Studio album by Hayley Westenra
- Released: 26 April 2001
- Genres: Crossover; pop;
- Length: 47:06
- Label: Universal New Zealand
- Producers: David Selfe; Gray Bartlett;

Hayley Westenra chronology
| Walking in the Air (2000) | Hayley Westenra (2001) | My Gift to You (2001) |

= Hayley Westenra (album) =

Hayley Westenra is the major-label debut studio album by Hayley Westenra, released through Universal New Zealand on 26 April 2001. This album was released only in New Zealand and Australia. The last two tracks were released on special editions of the disc – the other editions do not include these tracks. It was published by the Universal New Zealand label in 2001.

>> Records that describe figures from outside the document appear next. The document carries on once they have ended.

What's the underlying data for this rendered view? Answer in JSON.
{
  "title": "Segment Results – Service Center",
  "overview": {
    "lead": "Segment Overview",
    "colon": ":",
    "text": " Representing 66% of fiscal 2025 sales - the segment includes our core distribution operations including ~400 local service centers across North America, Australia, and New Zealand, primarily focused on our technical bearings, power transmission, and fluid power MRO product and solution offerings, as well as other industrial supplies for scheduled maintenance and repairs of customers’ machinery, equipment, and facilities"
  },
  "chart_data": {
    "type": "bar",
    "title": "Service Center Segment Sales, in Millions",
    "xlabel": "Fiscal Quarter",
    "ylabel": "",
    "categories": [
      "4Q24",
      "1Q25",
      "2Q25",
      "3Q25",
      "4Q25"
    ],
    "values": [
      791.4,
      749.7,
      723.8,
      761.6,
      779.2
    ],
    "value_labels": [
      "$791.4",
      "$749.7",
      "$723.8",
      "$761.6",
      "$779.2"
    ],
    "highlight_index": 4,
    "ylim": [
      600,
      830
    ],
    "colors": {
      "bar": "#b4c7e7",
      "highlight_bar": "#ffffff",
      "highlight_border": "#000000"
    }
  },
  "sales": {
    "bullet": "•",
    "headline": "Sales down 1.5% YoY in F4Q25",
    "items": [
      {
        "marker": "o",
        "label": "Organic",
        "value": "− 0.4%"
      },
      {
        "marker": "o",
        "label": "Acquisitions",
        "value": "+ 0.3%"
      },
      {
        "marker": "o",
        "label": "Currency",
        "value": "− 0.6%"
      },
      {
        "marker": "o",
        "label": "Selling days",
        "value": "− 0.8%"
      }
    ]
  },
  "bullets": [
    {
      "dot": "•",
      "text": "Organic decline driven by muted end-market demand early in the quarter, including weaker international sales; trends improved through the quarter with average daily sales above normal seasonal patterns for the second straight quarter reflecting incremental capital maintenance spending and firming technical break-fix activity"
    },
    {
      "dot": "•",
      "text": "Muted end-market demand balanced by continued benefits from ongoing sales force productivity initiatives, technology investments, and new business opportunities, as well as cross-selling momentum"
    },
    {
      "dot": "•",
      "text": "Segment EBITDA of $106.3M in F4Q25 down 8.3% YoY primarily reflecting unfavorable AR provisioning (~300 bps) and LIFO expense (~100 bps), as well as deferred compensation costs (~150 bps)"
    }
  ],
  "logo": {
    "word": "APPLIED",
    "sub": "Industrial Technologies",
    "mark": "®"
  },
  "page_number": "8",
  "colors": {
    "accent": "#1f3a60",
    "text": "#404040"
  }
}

The album was a commercial success in New Zealand, being certified Gold in its first week and topping the New Zealand Albums Chart for four weeks.

==Track listing==

| No. | Title | Length |
|---|---|---|
| 1. | "Walking in the Air" | 3:15 |
| 2. | "Ave Maria (Bach)" | 2:27 |
| 3. | "Memory" | 4:02 |
| 4. | "All I Ask of You" | 3:18 |
| 5. | "Somewhere" | 3:18 |
| 6. | "The Mists of Islay" | 2:28 |
| 7. | "Ave Maria (Schubert)" | 3:21 |
| 8. | "Bright Eyes" | 4:05 |
| 9. | "Pie Jesu" | 2:41 |
| 10. | "Wishing You Were Somehow Here Again" | 3:08 |
| 11. | "I Dreamed a Dream" | 3:44 |
| 12. | "Love Changes Everything" | 3:30 |

===Bonus tracks===

| No. | Title | Length |
|---|---|---|
| 13. | "God Defend New Zealand" | 3:31 |
| 14. | "Amazing Grace" (live) | 4:18 |

==Certifications==

Certifications
| Region | Certification | Certified units/sales |
| New Zealand (RMNZ) | 5× Platinum | 75,000^{^} |
^{^} Shipments figures based on certification alone.